Mounting evidence suggests that it takes a sustained, comprehensive effort over many years to make lasting improvements in a regional economy. Yet, most of the innovative economic development work in the United States is grant funded, typically in small chunks, for a limited duration, restricted to particular programs, and often focused on short-term results.

That is a key finding of a study of 10 regions participating in the Brookings-Rockefeller Project on State and Metropolitan Innovation, an effort designed to advance a new model of economic development that achieves better results for more people and communities.

In those 10 regions, the disconnect between short-term, programmatic funding and the need for long-term, systemic change is creating a predicament for regional partnerships, forcing them to cobble together enough short-term grants to keep their innovative efforts going long enough to make a lasting difference. Their heavy reliance on grant funding is also making it difficult to retain core staff, who are critical to holding the pieces together and keeping the work moving in the right direction.

The United Kingdom encountered this same problem several years ago with their Local Enterprise Partnerships (LEPs), which are responsible for providing strategic leadership to their regional economic development efforts. Initially, the LEPs were told that they would have to raise money locally from the private sector to fund their operations. However, their efforts to raise money from the private sector were largely unsuccessful, and most LEPs ended up living from government grant to government grant, with wide variation in funding and capacity across regions.

Last year, an independent review by the Smith Institute found that, after being in existence for several years, the LEPs still had limited effectiveness due to insufficient funding, too broad a focus (from chasing too many grants), and too much reliance on volunteers to carry out the work. Very similar to what’s happening in the United States.

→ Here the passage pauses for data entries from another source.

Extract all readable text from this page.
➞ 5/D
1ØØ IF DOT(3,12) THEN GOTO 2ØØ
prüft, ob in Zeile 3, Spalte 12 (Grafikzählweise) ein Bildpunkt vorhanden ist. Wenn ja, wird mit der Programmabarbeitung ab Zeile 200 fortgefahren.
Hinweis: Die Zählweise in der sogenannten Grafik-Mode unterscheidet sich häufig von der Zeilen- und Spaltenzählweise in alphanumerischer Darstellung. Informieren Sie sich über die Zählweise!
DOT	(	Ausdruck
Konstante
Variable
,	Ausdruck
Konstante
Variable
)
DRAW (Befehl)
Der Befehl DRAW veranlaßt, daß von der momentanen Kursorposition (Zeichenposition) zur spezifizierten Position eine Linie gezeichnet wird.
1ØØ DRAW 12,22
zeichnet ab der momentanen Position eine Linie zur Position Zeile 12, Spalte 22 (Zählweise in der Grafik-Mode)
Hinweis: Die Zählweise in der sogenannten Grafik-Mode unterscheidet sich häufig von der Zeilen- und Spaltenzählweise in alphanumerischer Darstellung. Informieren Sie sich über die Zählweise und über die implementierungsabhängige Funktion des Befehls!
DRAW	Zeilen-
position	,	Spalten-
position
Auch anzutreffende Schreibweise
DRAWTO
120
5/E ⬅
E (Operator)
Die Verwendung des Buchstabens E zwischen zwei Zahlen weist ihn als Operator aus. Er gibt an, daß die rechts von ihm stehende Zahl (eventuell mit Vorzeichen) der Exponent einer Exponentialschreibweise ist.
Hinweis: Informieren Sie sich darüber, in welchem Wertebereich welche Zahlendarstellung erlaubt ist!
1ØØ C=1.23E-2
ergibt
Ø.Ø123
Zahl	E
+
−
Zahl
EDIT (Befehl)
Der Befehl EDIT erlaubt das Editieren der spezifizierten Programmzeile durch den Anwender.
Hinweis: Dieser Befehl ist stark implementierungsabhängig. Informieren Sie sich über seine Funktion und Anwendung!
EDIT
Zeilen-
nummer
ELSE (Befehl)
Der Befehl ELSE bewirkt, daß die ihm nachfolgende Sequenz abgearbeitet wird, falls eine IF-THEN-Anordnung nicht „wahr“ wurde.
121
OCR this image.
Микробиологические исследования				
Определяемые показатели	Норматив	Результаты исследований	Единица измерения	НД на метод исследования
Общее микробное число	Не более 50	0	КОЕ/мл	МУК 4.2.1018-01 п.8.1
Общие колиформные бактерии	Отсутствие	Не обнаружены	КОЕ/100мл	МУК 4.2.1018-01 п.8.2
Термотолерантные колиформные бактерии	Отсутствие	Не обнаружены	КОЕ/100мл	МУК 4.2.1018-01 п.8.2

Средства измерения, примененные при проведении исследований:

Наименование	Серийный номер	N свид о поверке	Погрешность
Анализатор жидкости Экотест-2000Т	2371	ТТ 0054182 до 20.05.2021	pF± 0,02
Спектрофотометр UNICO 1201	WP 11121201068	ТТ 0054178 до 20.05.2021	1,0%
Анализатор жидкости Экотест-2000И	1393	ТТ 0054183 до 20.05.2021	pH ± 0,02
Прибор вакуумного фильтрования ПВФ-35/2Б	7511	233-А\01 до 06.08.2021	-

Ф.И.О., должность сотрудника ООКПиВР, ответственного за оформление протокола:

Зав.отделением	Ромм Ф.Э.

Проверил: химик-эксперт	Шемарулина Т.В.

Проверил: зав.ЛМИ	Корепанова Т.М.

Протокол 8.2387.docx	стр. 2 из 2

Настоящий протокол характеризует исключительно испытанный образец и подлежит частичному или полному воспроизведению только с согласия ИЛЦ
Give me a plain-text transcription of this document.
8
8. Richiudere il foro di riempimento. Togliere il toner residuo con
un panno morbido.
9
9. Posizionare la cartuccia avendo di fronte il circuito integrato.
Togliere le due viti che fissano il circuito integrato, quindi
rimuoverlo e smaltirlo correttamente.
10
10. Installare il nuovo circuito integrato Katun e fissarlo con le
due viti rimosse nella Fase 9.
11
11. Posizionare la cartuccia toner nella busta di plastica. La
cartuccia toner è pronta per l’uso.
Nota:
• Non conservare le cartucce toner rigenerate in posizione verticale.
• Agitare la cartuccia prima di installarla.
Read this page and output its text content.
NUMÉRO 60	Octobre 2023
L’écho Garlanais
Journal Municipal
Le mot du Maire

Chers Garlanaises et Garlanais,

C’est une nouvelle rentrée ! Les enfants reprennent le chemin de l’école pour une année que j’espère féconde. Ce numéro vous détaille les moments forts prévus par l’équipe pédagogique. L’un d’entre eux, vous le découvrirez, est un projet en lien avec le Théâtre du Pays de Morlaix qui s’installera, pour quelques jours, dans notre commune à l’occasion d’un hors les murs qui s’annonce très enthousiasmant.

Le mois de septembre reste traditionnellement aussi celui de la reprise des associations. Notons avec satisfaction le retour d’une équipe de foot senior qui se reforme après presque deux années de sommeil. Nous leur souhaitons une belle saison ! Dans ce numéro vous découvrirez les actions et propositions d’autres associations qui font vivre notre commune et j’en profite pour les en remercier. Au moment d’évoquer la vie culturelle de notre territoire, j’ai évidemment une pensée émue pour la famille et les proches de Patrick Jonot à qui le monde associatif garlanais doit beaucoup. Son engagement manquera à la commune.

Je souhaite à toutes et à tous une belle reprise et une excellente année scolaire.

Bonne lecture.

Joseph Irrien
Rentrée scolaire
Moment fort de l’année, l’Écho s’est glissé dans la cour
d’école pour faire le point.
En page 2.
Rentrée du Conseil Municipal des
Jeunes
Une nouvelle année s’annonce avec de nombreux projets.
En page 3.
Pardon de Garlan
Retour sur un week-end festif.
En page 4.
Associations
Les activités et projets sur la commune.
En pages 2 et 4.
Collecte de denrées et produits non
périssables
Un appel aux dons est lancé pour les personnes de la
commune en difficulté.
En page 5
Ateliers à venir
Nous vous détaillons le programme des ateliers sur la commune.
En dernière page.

In response to this and other reports, the government in the U.K. ultimately decided to make £250,000 in core funding available to each LEP annually by pooling funds across federal departments.

Doing something similar in the United States could greatly strengthen, sustain, and expand the innovative economic development efforts currently under way. However, new federal funding for regional partnerships is unlikely, given the current political environment in Washington, so regional partnerships are largely left to fend for themselves.

The regions participating in the Brookings project are taking or considering a number of different approaches to securing core funding.

The most common approach is to house their core functions and staff in a chamber of commerce or economic development organization that has strong, stable support from private sector members, along with a willingness to redirect some of that revenue stream to innovative approaches.

However, those efforts often come up short of what’s needed, particularly when trying to expand the work. So, another approach is to pool funds across several organizations to support core staff. For example, in Des Moines, the Greater Des Moines Partnership, the Community Foundation of Greater Des Moines, the United Way of Central Iowa, and the Des Moines Area Metropolitan Planning Organization are collectively funding core staff to implement the region’s growth strategy, Capital Crossroads. That has the benefit of sharing the cost, while simultaneously building broader ownership of the work.

A third approach is to pool funds from local foundations, similar to what the Fund for Our Economic Future does in Northeast Ohio. Formed in 2004, the fund has raised more than $100 million in patient capital from local foundations, most of which has gone to support the operations of regional intermediaries focused on promoting economic growth and opportunity. A number of other regions are looking at doing something similar.

Ultimately, however, it will be necessary to tap into larger streams of existing funding to take the current work to scale. A good place to start would be with the estimated $80 billion that state and local governments spend annually on incentives to attract and retain businesses, despite questionable short-term benefit and possible long-term harm to the communities involved.